Outro detalhe abordado pelos advogados é que uma cobrança teria sido feita de forma indevida. Após o recebimento do valor, a taxa que ele pagava de R$ 36 passou para R$ 70, após ele ser colocado em uma categoria ‘VIP’.
“A gente que é honesto no Brasil, a gente paga para ser honesto. Eu fiz foi pagar. Gastei petróleo, andei no meu carro, saí de minha casa, perdi meu dia de serviço. Eu vi que tinham descontado R$ 70 da minha conta, porque me colocaram no ‘VIP’. Aí eu disse para eles: ‘Que vip? Eu não quero vip não. O dinheiro não era meu, eu não vim devolver para vocês? Vocês fizeram foi me botar na tarifa mais cara. Pago uma taxa de R$ 36 vou pagar uma de R$70?”, contou o motorista na época.
Sobre a cobrança, Thiago Perez afirma que nesse caso o valor deve ser restituído. “É uma postura errada do banco, tem que devolver o valor da cobrança indevida, inclusive tem que devolver esse valor para ele em dobro”.
Íntegra da defesa do motorista
O Escritório Coelho e Franco Advogadas Associadas, ao ser procurado pelo Sr.
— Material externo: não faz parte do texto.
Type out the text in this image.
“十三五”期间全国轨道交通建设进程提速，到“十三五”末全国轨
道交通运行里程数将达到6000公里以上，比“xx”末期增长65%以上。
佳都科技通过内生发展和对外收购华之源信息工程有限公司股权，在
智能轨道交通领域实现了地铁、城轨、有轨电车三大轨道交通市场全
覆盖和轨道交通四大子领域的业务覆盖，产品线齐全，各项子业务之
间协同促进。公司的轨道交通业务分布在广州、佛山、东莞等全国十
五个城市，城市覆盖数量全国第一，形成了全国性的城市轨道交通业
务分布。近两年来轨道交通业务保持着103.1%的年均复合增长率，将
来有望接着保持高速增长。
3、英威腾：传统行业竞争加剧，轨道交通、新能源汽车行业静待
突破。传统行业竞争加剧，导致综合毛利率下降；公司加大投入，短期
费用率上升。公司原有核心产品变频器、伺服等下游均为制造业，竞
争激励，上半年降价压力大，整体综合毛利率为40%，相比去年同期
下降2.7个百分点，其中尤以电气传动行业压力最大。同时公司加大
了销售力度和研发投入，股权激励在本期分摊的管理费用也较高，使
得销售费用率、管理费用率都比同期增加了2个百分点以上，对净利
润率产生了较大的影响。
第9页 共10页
Antônio, analisou detalhadamente o caso e tem plena convicção de que ele se enquadra no direito à recompensa previsto no Código Civil.
O Sr. Antônio recebeu, de forma equivocada, valores em sua conta por um erro do banco. No entanto, não foi a instituição financeira quem identificou o equívoco, mas sim o próprio Sr. Antônio, que, de maneira espontânea e honesta, notificou o banco sobre o ocorrido.
É fundamental destacar que os valores recebidos indevidamente não pertenciam a terceiros, sejam pessoas físicas ou jurídicas, mas sim ao próprio banco. Não há como afirmar se a instituição teria identificado o erro ou em que momento isso ocorreria.
Além de ter agido com total transparência ao informar o banco e providenciar a devolução dos valores, o Sr. Antônio foi tratado de forma ríspida pela instituição e coagido a comparecer imediatamente à agência para desfazer a transação. Além disso, sua privacidade foi invadida por meio de contatos insistentes por diversos canais de comunicação.
Diante desse cenário, estamos levando a questão ao Judiciário, para reconhecer o direito à recompensa no mundo digital, especialmente nos casos em que a devolução de valores indevidos parte, de forma voluntária, de quem os recebeu.
O direito precisa acompanhar a evolução dos tempos, e o nosso Escritório está empenhado em garantir que esse importante precedente seja firmado, assegurando o reconhecimento da boa-fé e da honestidade no ambiente digital.